Okay, the dream was actually fictional (especially the My Little Pony bit. It's not plagiarism, though, so leave me alone). However, it encapsulates several real realities for me (as opposed to... fake realities, I guess). First, a technical or handy challenge raises its head to leer mockingly in my general direction. Secondly, I either begin to attempt to address it, or avoid doing so out of trepidation. And finally, the Third step always plays out in one of two ways. 1) My wife leaps in like she invented kryptonite, knocks me to the side before I can hurt myself, and re-builds the entire offending wing of the house with none other than duct tape and scraps of baling twine before I've even figured out the actual problem. OR 2) She beats me to the punch on the obvious, face-palm smacking solution, which once again leaves me wondering just what my own meager brain is actually good for.
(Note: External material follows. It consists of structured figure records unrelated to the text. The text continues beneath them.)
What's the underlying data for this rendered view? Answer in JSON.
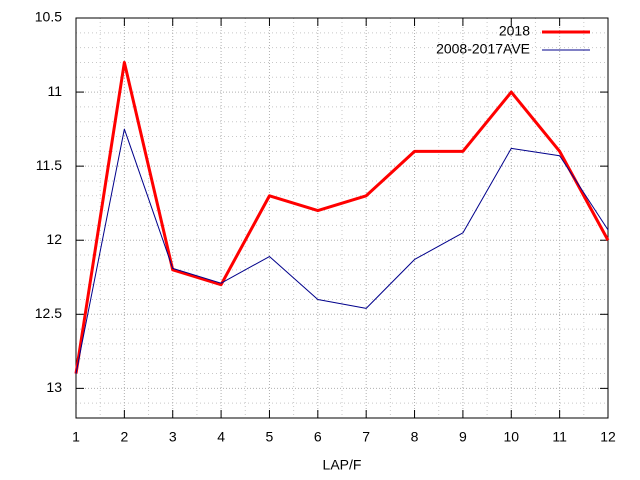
{
  "chart_data": {
    "type": "line",
    "xlabel": "LAP/F",
    "x": [
      1,
      2,
      3,
      4,
      5,
      6,
      7,
      8,
      9,
      10,
      11,
      12
    ],
    "series": [
      {
        "name": "2018",
        "color": "#ff0000",
        "values": [
          12.9,
          10.8,
          12.2,
          12.3,
          11.7,
          11.8,
          11.7,
          11.4,
          11.4,
          11.0,
          11.4,
          12.0
        ]
      },
      {
        "name": "2008-2017AVE",
        "color": "#00008b",
        "values": [
          12.9,
          11.25,
          12.19,
          12.29,
          12.11,
          12.4,
          12.46,
          12.13,
          11.95,
          11.38,
          11.43,
          11.93
        ]
      }
    ],
    "xlim": [
      1,
      12
    ],
    "xticks": [
      1,
      2,
      3,
      4,
      5,
      6,
      7,
      8,
      9,
      10,
      11,
      12
    ],
    "xminorticks": [
      1.5,
      2.5,
      3.5,
      4.5,
      5.5,
      6.5,
      7.5,
      8.5,
      9.5,
      10.5,
      11.5
    ],
    "ylim": [
      10.5,
      13.2
    ],
    "y_reversed": true,
    "yticks": [
      10.5,
      11,
      11.5,
      12,
      12.5,
      13
    ],
    "yminorticks": [
      10.6,
      10.7,
      10.8,
      10.9,
      11.1,
      11.2,
      11.3,
      11.4,
      11.6,
      11.7,
      11.8,
      11.9,
      12.1,
      12.2,
      12.3,
      12.4,
      12.6,
      12.7,
      12.8,
      12.9,
      13.1
    ],
    "grid": true,
    "legend": "upper right"
  }
}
That, in a nutshell, tends to sum up my “handy” life. However, thankfully, there are times when fortune smiles upon me and I can serve a functional purpose. This either means that I got lucky, or a job arises that requires more than one person so my wife cannot do it by herself. Such a time occurred recently when we attempted to move our internet service's base of operations to a different part of the house.
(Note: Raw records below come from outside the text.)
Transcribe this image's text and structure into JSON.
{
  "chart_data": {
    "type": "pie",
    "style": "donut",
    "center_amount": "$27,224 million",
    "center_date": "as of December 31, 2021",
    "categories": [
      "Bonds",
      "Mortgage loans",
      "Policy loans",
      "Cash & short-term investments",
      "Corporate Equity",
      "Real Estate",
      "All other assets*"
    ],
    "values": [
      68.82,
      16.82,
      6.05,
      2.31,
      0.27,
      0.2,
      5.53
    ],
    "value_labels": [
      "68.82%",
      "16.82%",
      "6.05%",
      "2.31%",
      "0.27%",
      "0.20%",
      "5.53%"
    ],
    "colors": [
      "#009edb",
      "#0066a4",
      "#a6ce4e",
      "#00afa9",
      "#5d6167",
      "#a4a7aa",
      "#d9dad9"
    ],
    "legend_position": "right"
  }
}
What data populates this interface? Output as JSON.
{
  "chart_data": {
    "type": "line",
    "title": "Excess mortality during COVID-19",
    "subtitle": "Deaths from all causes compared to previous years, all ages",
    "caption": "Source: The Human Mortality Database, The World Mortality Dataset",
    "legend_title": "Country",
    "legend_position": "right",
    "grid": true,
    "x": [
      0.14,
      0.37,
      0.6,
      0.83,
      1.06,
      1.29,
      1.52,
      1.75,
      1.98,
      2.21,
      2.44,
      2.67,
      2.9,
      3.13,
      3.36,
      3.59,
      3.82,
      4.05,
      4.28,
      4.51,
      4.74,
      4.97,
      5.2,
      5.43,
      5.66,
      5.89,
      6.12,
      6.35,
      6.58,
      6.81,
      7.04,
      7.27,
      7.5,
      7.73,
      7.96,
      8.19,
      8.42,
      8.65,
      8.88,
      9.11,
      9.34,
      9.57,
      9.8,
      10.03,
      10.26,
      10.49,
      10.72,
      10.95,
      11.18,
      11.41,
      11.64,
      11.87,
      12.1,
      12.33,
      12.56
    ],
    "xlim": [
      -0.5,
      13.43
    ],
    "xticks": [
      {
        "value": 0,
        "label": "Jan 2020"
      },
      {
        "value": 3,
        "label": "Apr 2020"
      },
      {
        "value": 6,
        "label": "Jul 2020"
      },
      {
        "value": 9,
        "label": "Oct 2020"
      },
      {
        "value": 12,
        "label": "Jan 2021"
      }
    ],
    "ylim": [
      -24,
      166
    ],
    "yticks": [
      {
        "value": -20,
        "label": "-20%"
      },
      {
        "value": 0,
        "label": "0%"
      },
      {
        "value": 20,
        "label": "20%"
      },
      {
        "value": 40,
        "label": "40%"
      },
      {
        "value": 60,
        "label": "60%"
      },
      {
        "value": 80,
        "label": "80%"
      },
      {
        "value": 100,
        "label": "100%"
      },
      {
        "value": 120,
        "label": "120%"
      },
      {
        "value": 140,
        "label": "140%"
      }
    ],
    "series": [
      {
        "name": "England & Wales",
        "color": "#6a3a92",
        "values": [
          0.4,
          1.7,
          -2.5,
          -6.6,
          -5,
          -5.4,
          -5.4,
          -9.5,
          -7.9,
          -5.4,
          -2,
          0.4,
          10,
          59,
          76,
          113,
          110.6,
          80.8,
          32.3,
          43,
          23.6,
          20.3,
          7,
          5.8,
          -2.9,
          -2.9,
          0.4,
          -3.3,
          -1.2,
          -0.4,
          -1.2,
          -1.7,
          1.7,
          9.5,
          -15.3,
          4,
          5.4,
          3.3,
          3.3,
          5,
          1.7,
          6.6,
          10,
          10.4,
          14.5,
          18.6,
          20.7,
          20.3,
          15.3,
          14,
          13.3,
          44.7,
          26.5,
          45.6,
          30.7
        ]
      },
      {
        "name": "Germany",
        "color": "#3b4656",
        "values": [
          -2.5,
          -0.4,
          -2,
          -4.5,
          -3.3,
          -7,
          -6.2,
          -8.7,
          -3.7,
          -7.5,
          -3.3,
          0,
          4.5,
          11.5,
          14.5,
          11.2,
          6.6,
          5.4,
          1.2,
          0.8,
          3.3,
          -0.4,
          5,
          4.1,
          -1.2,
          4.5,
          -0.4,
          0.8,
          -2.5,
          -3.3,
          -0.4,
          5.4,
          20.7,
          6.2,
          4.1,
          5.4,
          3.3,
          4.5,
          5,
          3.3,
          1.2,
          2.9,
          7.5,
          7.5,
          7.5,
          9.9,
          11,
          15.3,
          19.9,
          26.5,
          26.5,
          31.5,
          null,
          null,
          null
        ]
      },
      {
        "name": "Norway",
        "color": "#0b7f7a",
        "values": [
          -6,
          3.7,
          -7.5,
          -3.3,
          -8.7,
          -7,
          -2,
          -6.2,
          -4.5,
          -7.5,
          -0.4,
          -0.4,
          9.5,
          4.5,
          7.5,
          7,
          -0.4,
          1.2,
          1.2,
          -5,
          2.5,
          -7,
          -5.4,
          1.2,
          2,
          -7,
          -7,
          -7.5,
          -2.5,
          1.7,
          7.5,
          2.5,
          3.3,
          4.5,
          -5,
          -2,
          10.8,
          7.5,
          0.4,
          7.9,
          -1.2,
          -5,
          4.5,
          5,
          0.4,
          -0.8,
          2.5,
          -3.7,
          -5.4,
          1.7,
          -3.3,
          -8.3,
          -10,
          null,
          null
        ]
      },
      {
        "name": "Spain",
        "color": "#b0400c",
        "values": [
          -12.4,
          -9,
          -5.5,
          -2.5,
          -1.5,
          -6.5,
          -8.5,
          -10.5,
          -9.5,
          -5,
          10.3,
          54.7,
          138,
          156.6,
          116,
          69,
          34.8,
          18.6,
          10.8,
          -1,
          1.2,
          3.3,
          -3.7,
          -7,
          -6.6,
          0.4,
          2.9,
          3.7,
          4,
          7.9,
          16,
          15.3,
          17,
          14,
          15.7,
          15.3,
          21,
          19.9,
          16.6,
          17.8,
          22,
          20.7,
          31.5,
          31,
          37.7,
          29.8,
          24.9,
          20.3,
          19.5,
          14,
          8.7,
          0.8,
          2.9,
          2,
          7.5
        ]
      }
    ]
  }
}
Now, I have no illusions as to my abilities, but I can say unreservedly that even I could not mess up as much as the idiot who built most of this house! In one period of complete (and I would say with the assistance of too many regulated substances) insanity, someone once turned this house upside down. He added a second floor, and, in so doing managed to get nearly everything related to electrical and plumbing, insulation and roofing, absolutely dead wrong! Over the past decade and a half, subsequent owners have pecked away at the problems as best they could, pulling out wiring that goes nowhere, covering plumbing that's completely exposed to the elements, and trying to keep entire parts of the house from becoming additional swimming pools. I don't care how romantic it sounds, a second story miniature Venice is simply not cool.

Octopus strand, labeled!
But back to the cable wiring. There are no fewer than two cable 'hubs' in the house. Unfortunately, none of the actual cables to the different rooms are actually labeled, and most are not connected. They're just clumped together in a dizzying, octopus-like array. Some rooms have more than one cable conduit, while other unexpected places (like the bathroom) also got special treatment. The job of finding which of the million cables went to the room we desired to have the modem and router required TWO people! (At last, oh sweet triumph!) I went from room to room with the modem, plugging it into the cable there, while my wife would connect each strand of the octopus to the hot wire until we got a signal. In this manner, I was able to serve a function, and we were able to label the entire house!

Well, I should say, NEARLY the entire house. Of all the strands of both octopi, guess which single room did not have a member? Yup, the only room we actually needed a cable to go to. So, a bittersweet victory for the time being. Still, I will remember fondly the time that I was able to help make technical sense of our hopelessly dysfunctional house.